Per i Trentini ed i loro discendenti (ma anche per i discendenti
degli emigrati dagli altri territori che attualmente fanno parte
dello Stato italiano ma in passato sono appartenuti all'Impero
austro-ungarico: le province di Bolzano, Gorizia e Trieste,
parte della provincia di Udine ed alcuni comuni delle province
di Belluno e Vicenza) la situazione è anche più complicata,
perché occorre distinguere fra coloro che emigrarono prima del
16 luglio 1920 e coloro che emigrarono dopo questa data, che
segna l'entrata in vigore del Trattato di pace concluso, dopo la
prima guerra mondiale, fra l'Italia e l'Austria a Saint Germain
(Francia).
Qui diamo quindi alcune informazioni di carattere generale,
quelle cioè che riteniamo di più immediato interesse per gli
Italiani all'estero ed in particolare per i Trentini.
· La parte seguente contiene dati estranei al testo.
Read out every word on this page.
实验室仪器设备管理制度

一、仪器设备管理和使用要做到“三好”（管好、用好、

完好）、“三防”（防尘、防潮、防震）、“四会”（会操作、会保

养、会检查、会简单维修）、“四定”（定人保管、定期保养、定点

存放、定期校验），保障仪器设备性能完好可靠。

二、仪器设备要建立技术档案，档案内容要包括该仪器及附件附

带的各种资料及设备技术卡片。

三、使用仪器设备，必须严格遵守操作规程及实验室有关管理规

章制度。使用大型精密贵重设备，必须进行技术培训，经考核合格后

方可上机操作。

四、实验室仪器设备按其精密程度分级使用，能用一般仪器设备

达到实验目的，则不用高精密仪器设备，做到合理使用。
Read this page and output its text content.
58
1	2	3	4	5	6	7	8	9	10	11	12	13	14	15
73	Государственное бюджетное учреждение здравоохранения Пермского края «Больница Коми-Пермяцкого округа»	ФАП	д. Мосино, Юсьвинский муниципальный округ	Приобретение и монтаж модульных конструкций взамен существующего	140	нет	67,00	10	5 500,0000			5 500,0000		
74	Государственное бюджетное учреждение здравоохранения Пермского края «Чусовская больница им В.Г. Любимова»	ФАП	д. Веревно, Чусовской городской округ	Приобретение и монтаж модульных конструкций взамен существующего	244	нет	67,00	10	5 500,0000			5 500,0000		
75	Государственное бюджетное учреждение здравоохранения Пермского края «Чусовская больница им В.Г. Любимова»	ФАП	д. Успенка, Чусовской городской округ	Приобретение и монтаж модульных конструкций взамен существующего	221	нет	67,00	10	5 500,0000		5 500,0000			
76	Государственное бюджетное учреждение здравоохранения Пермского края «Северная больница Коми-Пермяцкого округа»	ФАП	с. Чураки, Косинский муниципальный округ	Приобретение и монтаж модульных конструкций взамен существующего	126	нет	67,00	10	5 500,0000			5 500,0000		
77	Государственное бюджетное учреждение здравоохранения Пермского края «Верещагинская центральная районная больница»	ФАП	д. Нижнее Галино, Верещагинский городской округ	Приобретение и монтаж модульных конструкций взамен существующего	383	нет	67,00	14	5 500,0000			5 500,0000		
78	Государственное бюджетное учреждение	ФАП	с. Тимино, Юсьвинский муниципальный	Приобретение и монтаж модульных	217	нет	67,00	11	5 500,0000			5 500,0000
Queste informazioni in nessun modo esauriscono la casistica
che una materia complessa, quale è appunto quella relativa alla
cittadinanza, può presentare. Solo il competente Consolato
italiano oppure il Comune di residenza in Italia possono fornire
un'informazione certa sul singolo caso.
Questa nota
informativa sulla cittadinanza integra e sostituisce quella
pubblicata nel n. 24, giugno 2002, della rivista TRENTINO
EMIGRAZIONE.
Chiunque potrà
utilizzarla, anche per la pubblicazione su altri organi di
informazione. In tale caso, si chiede che venga citata la fonte.